Task Singular Vector¶

Task Singular Vector Merging (TSVM) is a model merging technique that uses Singular Value Decomposition (SVD) to combine multiple task-specific fine-tuned models into a single merged model. This method is particularly effective for merging models that have been fine-tuned on different tasks from a common pre-trained base model.

Mathematical Foundation¶

Problem Setup¶

Let \(\theta_0\) be the parameters of a pre-trained base model, and \(\{\theta_1, \theta_2, \ldots, \theta_n\}\) be the parameters of \(n\) models fine-tuned on different tasks from the same base model \(\theta_0\).

Task Vector Computation¶

For each fine-tuned model \(i\), we first compute the task vector \(\tau_i\), which represents the parameter changes from the base model:

\[\tau_i = \theta_i - \theta_0\]

SVD-Based Merging Algorithm¶

The core innovation of TSVM lies in applying SVD to the task vectors and then merging them in the singular vector space.

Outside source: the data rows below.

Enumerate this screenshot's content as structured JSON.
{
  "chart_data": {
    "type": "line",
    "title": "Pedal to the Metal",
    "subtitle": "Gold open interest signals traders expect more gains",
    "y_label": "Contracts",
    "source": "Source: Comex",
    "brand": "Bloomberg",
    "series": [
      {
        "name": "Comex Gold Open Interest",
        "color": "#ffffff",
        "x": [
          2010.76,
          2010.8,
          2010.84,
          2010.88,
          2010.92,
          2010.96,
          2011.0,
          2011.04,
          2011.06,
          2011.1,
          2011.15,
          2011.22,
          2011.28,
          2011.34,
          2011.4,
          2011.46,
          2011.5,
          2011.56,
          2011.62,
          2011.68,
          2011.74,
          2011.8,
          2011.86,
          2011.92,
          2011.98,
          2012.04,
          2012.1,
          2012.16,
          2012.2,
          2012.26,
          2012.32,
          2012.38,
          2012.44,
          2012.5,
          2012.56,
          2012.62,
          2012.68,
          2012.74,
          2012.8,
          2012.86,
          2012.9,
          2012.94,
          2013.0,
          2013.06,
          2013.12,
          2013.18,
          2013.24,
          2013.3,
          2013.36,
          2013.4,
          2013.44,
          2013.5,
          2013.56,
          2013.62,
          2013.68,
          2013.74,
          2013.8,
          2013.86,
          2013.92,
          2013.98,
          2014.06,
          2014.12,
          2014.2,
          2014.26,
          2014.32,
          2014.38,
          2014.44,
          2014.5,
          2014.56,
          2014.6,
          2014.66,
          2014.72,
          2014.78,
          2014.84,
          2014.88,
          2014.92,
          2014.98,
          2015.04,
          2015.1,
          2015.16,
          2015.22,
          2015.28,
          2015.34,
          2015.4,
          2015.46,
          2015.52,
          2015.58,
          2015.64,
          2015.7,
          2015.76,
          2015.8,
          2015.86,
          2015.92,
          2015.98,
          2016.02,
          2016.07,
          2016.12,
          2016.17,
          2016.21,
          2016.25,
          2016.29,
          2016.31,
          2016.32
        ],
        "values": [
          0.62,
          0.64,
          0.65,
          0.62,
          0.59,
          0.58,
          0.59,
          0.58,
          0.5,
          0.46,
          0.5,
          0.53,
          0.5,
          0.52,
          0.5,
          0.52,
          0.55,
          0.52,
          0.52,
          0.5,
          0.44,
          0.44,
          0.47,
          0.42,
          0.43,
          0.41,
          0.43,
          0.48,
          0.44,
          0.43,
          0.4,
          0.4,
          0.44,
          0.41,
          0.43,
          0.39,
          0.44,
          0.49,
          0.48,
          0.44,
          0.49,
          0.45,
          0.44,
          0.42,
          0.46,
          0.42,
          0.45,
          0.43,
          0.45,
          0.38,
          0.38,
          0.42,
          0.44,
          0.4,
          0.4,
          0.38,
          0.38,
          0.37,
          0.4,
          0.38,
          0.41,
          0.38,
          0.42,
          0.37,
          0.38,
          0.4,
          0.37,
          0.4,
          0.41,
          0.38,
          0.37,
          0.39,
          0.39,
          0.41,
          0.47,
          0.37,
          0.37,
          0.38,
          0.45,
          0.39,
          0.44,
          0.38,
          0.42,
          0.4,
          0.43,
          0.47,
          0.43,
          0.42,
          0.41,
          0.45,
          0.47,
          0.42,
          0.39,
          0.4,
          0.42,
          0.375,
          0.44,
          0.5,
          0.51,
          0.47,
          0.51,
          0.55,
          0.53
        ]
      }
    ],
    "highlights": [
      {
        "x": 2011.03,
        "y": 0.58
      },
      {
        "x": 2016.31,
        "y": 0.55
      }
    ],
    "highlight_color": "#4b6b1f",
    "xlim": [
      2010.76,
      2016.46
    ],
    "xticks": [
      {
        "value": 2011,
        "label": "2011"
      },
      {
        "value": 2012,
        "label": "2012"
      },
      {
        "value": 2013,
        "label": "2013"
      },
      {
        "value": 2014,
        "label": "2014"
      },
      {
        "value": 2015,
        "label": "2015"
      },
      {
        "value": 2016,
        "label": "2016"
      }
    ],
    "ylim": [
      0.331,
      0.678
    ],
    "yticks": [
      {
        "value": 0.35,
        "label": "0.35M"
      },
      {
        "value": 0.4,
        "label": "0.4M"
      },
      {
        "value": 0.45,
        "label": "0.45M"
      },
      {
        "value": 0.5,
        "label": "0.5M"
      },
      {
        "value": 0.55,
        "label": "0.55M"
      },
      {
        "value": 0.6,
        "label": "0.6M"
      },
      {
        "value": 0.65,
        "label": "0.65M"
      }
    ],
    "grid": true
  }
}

Step 1: SVD Decomposition¶

For each parameter matrix \(W^{(i)}_k\) in task vector \(\tau_i\) (where \(k\) indexes the layer/parameter group), if the matrix is 2-dimensional, we compute its SVD:

\[W^{(i)}_k = U^{(i)}_k S^{(i)}_k (V^{(i)}_k)^T\]

where:

\(U^{(i)}_k \in \mathbb{R}^{m \times r}\) contains the left singular vectors
\(S^{(i)}_k \in \mathbb{R}^{r \times r}\) is a diagonal matrix of singular values
\(V^{(i)}_k \in \mathbb{R}^{n \times r}\) contains the right singular vectors
\(r = \min(m, n)\) is the rank

Step 2: Dimension Reduction and Concatenation¶

To reduce memory usage and computational complexity, we apply a reduction factor:

\[\text{reduction_factor} = \frac{1}{T}\]

where \(T\) is the number of tasks.

For each task \(i\), we select only the top \(\lfloor r \cdot \text{reduction_factor} \rfloor\) singular components and place them in task-specific positions within larger matrices:

\[U = [U^{(1)}_k[:, :d], U^{(2)}_k[:, :d], \ldots, U^{(T)}_k[:, :d]]\]

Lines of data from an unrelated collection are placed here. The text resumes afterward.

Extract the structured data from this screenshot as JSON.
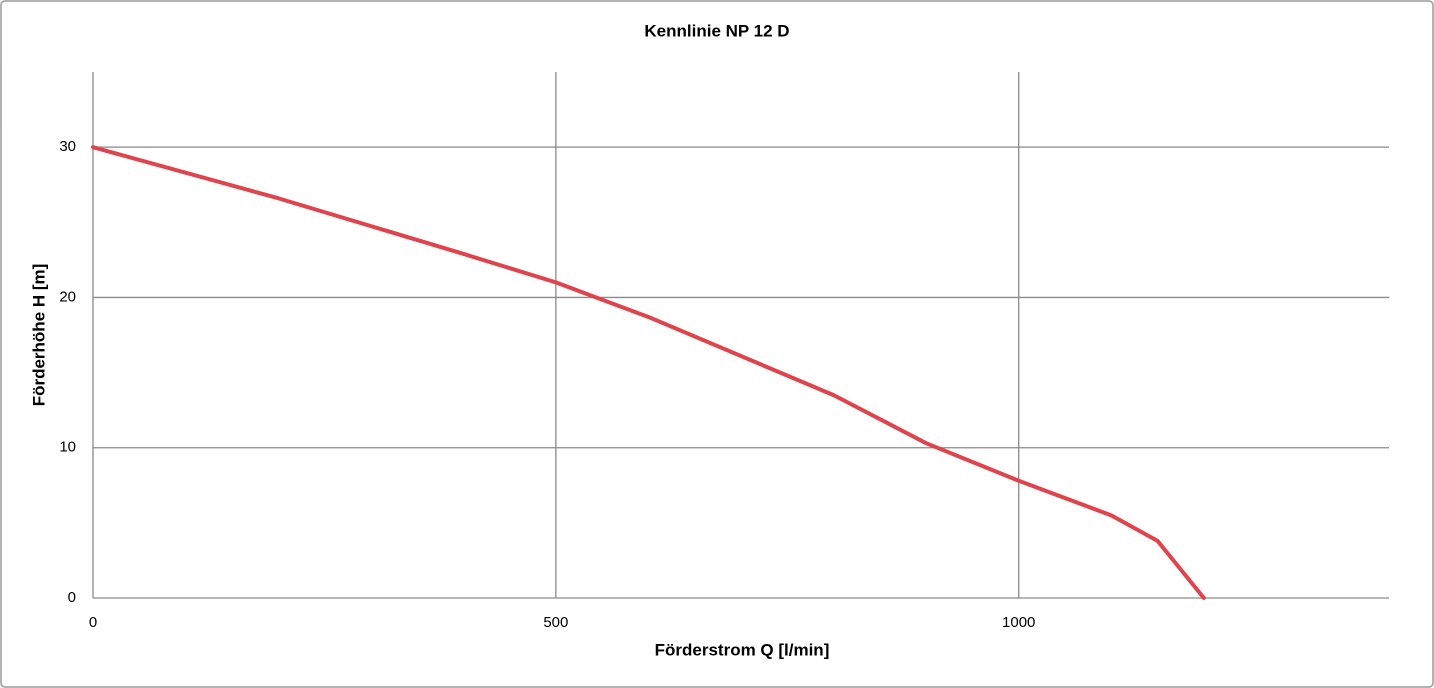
{
  "chart_data": {
    "type": "line",
    "title": "Kennlinie NP 12 D",
    "x_label": "Förderstrom Q [l/min]",
    "y_label": "Förderhöhe H [m]",
    "series": [
      {
        "name": "NP 12 D",
        "color": "#e0434b",
        "x": [
          0,
          200,
          400,
          500,
          600,
          800,
          900,
          1000,
          1100,
          1150,
          1200
        ],
        "values": [
          30,
          26.6,
          22.9,
          21,
          18.7,
          13.5,
          10.3,
          7.8,
          5.5,
          3.8,
          0
        ]
      }
    ],
    "xlim": [
      0,
      1400
    ],
    "xticks": [
      0,
      500,
      1000
    ],
    "ylim": [
      0,
      35
    ],
    "yticks": [
      0,
      10,
      20,
      30
    ],
    "grid": true
  }
}
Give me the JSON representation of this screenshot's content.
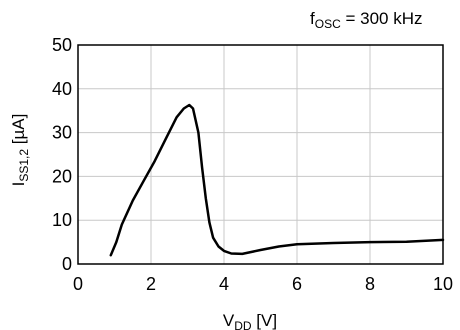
{
  "chart_data": {
    "type": "line",
    "annotation": {
      "main": "f",
      "sub": "OSC",
      "suffix": " = 300 kHz"
    },
    "xlabel": {
      "main": "V",
      "sub": "DD",
      "suffix": " [V]"
    },
    "ylabel": {
      "main": "I",
      "sub": "SS1,2",
      "suffix": " [µA]"
    },
    "xlim": [
      0,
      10
    ],
    "ylim": [
      0,
      50
    ],
    "x_ticks": [
      0,
      2,
      4,
      6,
      8,
      10
    ],
    "y_ticks": [
      0,
      10,
      20,
      30,
      40,
      50
    ],
    "grid": true,
    "series": [
      {
        "color": "#000000",
        "points": [
          [
            0.9,
            2.0
          ],
          [
            1.05,
            5.0
          ],
          [
            1.2,
            9.0
          ],
          [
            1.5,
            14.5
          ],
          [
            1.8,
            19.0
          ],
          [
            2.1,
            23.5
          ],
          [
            2.4,
            28.5
          ],
          [
            2.7,
            33.5
          ],
          [
            2.9,
            35.5
          ],
          [
            3.05,
            36.3
          ],
          [
            3.15,
            35.5
          ],
          [
            3.3,
            30.0
          ],
          [
            3.4,
            22.0
          ],
          [
            3.5,
            15.0
          ],
          [
            3.6,
            9.5
          ],
          [
            3.7,
            6.0
          ],
          [
            3.85,
            4.0
          ],
          [
            4.0,
            3.0
          ],
          [
            4.2,
            2.4
          ],
          [
            4.5,
            2.3
          ],
          [
            5.0,
            3.2
          ],
          [
            5.5,
            4.0
          ],
          [
            6.0,
            4.5
          ],
          [
            7.0,
            4.8
          ],
          [
            8.0,
            5.0
          ],
          [
            9.0,
            5.1
          ],
          [
            10.0,
            5.5
          ]
        ]
      }
    ]
  }
}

\[S = \text{diag}(S^{(1)}_k[:d], S^{(2)}_k[:d], \ldots, S^{(T)}_k[:d])\]

\[V = [V^{(1)}_k[:, :d], V^{(2)}_k[:, :d], \ldots, V^{(T)}_k[:, :d]]\]

where \(d = \lfloor r \cdot \text{reduction_factor} \rfloor\).

Step 3: Second-Level SVD¶

We then compute the SVD of the concatenated matrices:

\[U = \hat{U} \hat{S} (\hat{V})^T\]

\[V = \hat{U} \hat{S} (\hat{V})^T\]

Step 4: Final Reconstruction¶

The merged task vector for parameter \(k\) is reconstructed as:

\[\tau_{\text{TSVM}} = \hat{U} \cdot (\hat{V})^T \cdot \text{diag}(S) \cdot \hat{U} \cdot (\hat{V})^T\]

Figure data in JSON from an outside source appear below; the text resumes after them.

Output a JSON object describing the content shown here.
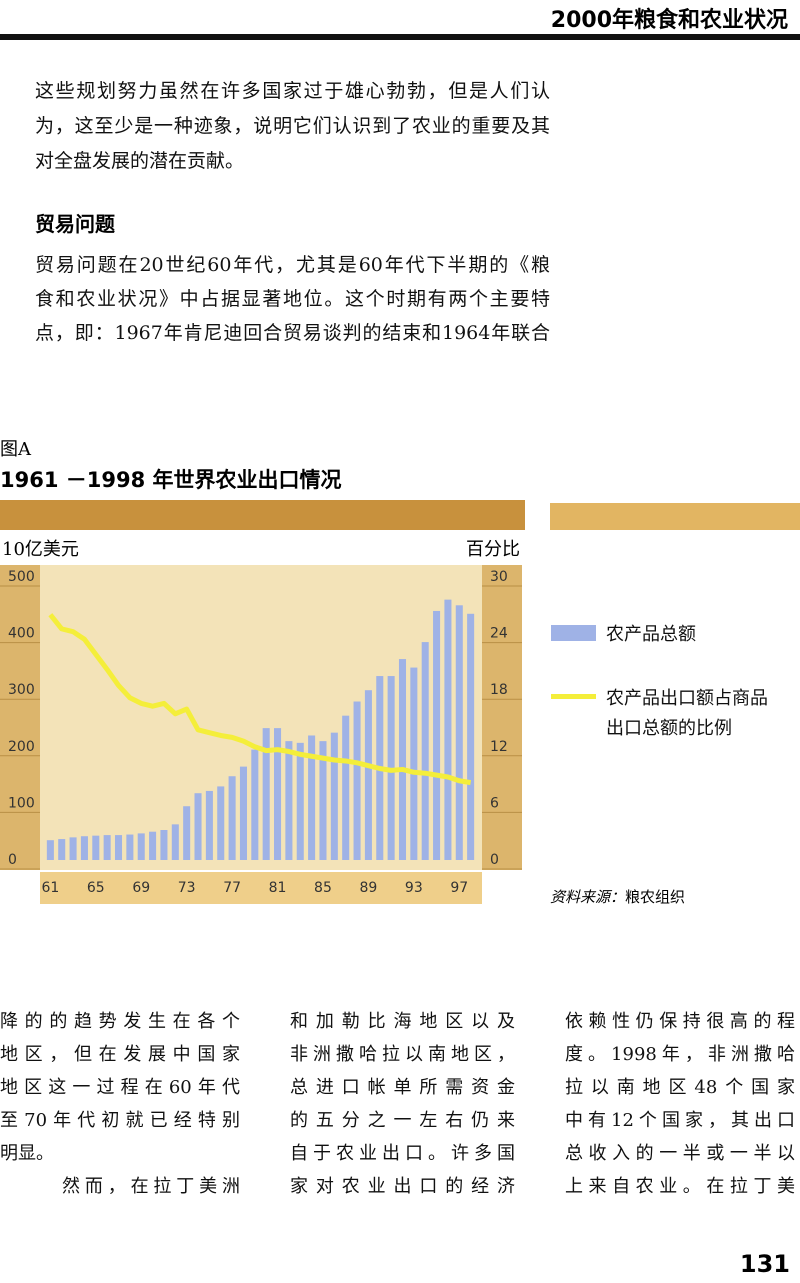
{
  "header": {
    "title": "2000年粮食和农业状况"
  },
  "intro": {
    "lines": [
      "这些规划努力虽然在许多国家过于雄心勃勃，但是人们认",
      "为，这至少是一种迹象，说明它们认识到了农业的重要及其",
      "对全盘发展的潜在贡献。"
    ]
  },
  "section": {
    "heading": "贸易问题",
    "lines": [
      "贸易问题在20世纪60年代，尤其是60年代下半期的《粮",
      "食和农业状况》中占据显著地位。这个时期有两个主要特",
      "点，即：1967年肯尼迪回合贸易谈判的结束和1964年联合"
    ]
  },
  "figure": {
    "label": "图A",
    "source_label": "资料来源：",
    "source_text": "粮农组织"
  },
  "chart_data": {
    "type": "bar-line",
    "title": "1961 －1998 年世界农业出口情况",
    "y_label": "10亿美元",
    "y2_label": "百分比",
    "x": [
      61,
      62,
      63,
      64,
      65,
      66,
      67,
      68,
      69,
      70,
      71,
      72,
      73,
      74,
      75,
      76,
      77,
      78,
      79,
      80,
      81,
      82,
      83,
      84,
      85,
      86,
      87,
      88,
      89,
      90,
      91,
      92,
      93,
      94,
      95,
      96,
      97,
      98
    ],
    "xlim": [
      60,
      99
    ],
    "xticks": [
      61,
      65,
      69,
      73,
      77,
      81,
      85,
      89,
      93,
      97
    ],
    "ylim": [
      0,
      500
    ],
    "yticks": [
      0,
      100,
      200,
      300,
      400,
      500
    ],
    "y2lim": [
      0,
      30
    ],
    "y2ticks": [
      0,
      6,
      12,
      18,
      24,
      30
    ],
    "series": [
      {
        "name": "农产品总额",
        "color": "#9fb2e6",
        "kind": "bar",
        "values": [
          35,
          37,
          40,
          42,
          43,
          44,
          44,
          45,
          47,
          50,
          53,
          63,
          95,
          118,
          122,
          130,
          148,
          165,
          195,
          233,
          233,
          210,
          207,
          220,
          210,
          225,
          255,
          280,
          300,
          325,
          325,
          355,
          340,
          385,
          440,
          460,
          450,
          435
        ]
      },
      {
        "name": "农产品出口额占商品出口总额的比例",
        "color": "#f4ee3a",
        "kind": "line",
        "axis": "y2",
        "values": [
          26.0,
          24.5,
          24.2,
          23.4,
          21.8,
          20.2,
          18.5,
          17.2,
          16.6,
          16.3,
          16.6,
          15.5,
          16.0,
          13.8,
          13.5,
          13.2,
          13.0,
          12.6,
          12.0,
          11.6,
          11.7,
          11.5,
          11.2,
          11.0,
          10.8,
          10.6,
          10.5,
          10.3,
          10.0,
          9.7,
          9.5,
          9.6,
          9.3,
          9.2,
          9.0,
          8.8,
          8.4,
          8.2
        ]
      }
    ]
  },
  "columns": [
    {
      "lines": [
        "降的的趋势发生在各个",
        "地区，但在发展中国家",
        "地区这一过程在60年代",
        "至70年代初就已经特别",
        "明显。",
        "然而，在拉丁美洲"
      ]
    },
    {
      "lines": [
        "和加勒比海地区以及",
        "非洲撒哈拉以南地区，",
        "总进口帐单所需资金",
        "的五分之一左右仍来",
        "自于农业出口。许多国",
        "家对农业出口的经济"
      ]
    },
    {
      "lines": [
        "依赖性仍保持很高的程",
        "度。1998年，非洲撒哈",
        "拉以南地区48个国家",
        "中有12个国家，其出口",
        "总收入的一半或一半以",
        "上来自农业。在拉丁美"
      ]
    }
  ],
  "page_number": "131"
}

Handling Non-2D Parameters¶

For parameters that are not 2-dimensional (e.g., bias vectors, normalization parameters), TSVM simply computes the arithmetic mean:

\[\tau_{\text{TSVM,non-2D}} = \frac{1}{T} \sum_{i=1}^{T} \tau^{(i)}_k\]

Final Model Construction¶

The final merged model parameters are obtained by adding the merged task vector to the base model:

\[\theta_{\text{TSVM}} = \theta_0 + \alpha \tau_{\text{TSVM}}\]

where \(\alpha\) is an optional global scaling factor.